Vor einigen Jahren hatte Gerold Miller vier Zigarettenstummel auf dem Boden ausgetreten und zu einem Rechteck zusammengeschoben: jede Ecke eine Kippe. Später pfiff er einen Hund herbei, erklärte ihm die Kunst und ließ ihn in die Ecken der Halle pinkeln.
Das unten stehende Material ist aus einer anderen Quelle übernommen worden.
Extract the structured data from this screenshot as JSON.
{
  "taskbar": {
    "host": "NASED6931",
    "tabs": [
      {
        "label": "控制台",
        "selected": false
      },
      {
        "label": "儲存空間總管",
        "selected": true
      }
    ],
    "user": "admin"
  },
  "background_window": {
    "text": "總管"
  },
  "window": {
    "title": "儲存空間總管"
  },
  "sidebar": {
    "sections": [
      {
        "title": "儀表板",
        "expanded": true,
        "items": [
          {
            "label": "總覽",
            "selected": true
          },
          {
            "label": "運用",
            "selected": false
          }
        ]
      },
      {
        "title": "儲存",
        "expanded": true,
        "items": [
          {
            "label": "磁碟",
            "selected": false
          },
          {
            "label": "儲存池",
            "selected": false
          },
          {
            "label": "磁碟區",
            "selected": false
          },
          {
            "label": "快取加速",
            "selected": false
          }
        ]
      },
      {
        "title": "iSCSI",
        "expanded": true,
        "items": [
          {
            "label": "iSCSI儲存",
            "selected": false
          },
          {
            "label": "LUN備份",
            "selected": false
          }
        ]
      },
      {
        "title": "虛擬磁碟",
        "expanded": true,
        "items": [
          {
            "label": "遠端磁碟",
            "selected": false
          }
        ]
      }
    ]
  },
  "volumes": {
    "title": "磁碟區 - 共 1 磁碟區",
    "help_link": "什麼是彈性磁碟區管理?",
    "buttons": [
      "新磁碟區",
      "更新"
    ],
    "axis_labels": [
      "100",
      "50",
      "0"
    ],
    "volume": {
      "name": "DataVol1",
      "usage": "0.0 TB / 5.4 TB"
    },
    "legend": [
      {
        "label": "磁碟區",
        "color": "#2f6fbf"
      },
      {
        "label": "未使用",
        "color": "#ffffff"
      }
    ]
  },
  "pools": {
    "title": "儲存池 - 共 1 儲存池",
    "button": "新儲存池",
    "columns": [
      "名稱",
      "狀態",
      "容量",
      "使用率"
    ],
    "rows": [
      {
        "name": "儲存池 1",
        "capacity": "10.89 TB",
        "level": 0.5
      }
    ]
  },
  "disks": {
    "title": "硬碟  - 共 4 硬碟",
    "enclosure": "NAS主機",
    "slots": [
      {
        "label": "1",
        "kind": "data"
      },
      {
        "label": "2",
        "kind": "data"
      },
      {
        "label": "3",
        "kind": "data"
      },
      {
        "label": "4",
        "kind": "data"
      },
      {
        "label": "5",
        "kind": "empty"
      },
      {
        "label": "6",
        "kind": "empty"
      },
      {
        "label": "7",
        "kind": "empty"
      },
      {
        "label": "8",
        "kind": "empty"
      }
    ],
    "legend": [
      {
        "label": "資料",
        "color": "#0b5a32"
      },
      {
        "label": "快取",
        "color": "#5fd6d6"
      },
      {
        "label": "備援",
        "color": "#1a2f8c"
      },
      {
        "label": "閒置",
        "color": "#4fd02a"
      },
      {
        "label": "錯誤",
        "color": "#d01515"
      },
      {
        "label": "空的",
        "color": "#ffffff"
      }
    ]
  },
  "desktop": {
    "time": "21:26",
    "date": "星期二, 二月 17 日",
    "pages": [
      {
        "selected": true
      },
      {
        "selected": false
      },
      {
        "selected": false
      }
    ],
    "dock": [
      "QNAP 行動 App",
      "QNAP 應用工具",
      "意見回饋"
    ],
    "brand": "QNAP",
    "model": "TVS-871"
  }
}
Vor einigen Jahren hatte Gerold Miller vier Zigarettenstummel auf dem Boden ausgetreten und zu einem Rechteck zusammengeschoben: jede Ecke eine Kippe. Später pfiff er einen Hund herbei, erklärte ihm die Kunst und ließ ihn in die Ecken der Halle pinkeln. Ein Bild hat vier Ecken und vier Ecken hat die Kunsthalle. Der Rest ist Vorstellung. Anschließend ließ er sich mit dem Hund fotografieren. Die Schau wurde zum Dauerbrenner. Dazu ist es gut zu wissen, dass "ein Hund" im Süddeutschen, woher Miller kommt, einer ist, der Dinge tut, die hart an der Grenze sind und daraus respektablen Vorteil schlägt. Miller war an der Grenze - zum Beispiel der des guten Geschmacks. Aber als Jungkünstler lag er damit gerade richtig und profilierte sich durch die zynische Eleganz seiner Arbeit.

In Esslingen nahm Miller an der Ausstellung "Widerstand - heute!?" zum 50. Jahrestag des Attentats auf Adolf Hitler 1944 teil. Widerstand, sagte er, bedeute "Widerstand gegenüber vorschnellen Lösungen und einfachen Sinnangeboten". Sein visuelles Statement bestand unter dem Titel "Präzisieren" darin, eine Garagenwand mit einer horizontalen Leiste in Bodennähe und einer weiteren unter dem Dach zu markieren. Dazwischen wurde für fantasiebegabte Spaziergänger ein imaginärer Kubus sichtbar. Ein Interpret feierte die Begrenzung als "Höchstmaß an Offenheit, raumgreifender Bildhaftigkeit und flacher Plastik". "Präzisieren" machte eine gerichtete Vorstellung möglich und war ebenso unsichtbar wie offensichtlich - kein schlechter Beitrag zum Thema Widerstand.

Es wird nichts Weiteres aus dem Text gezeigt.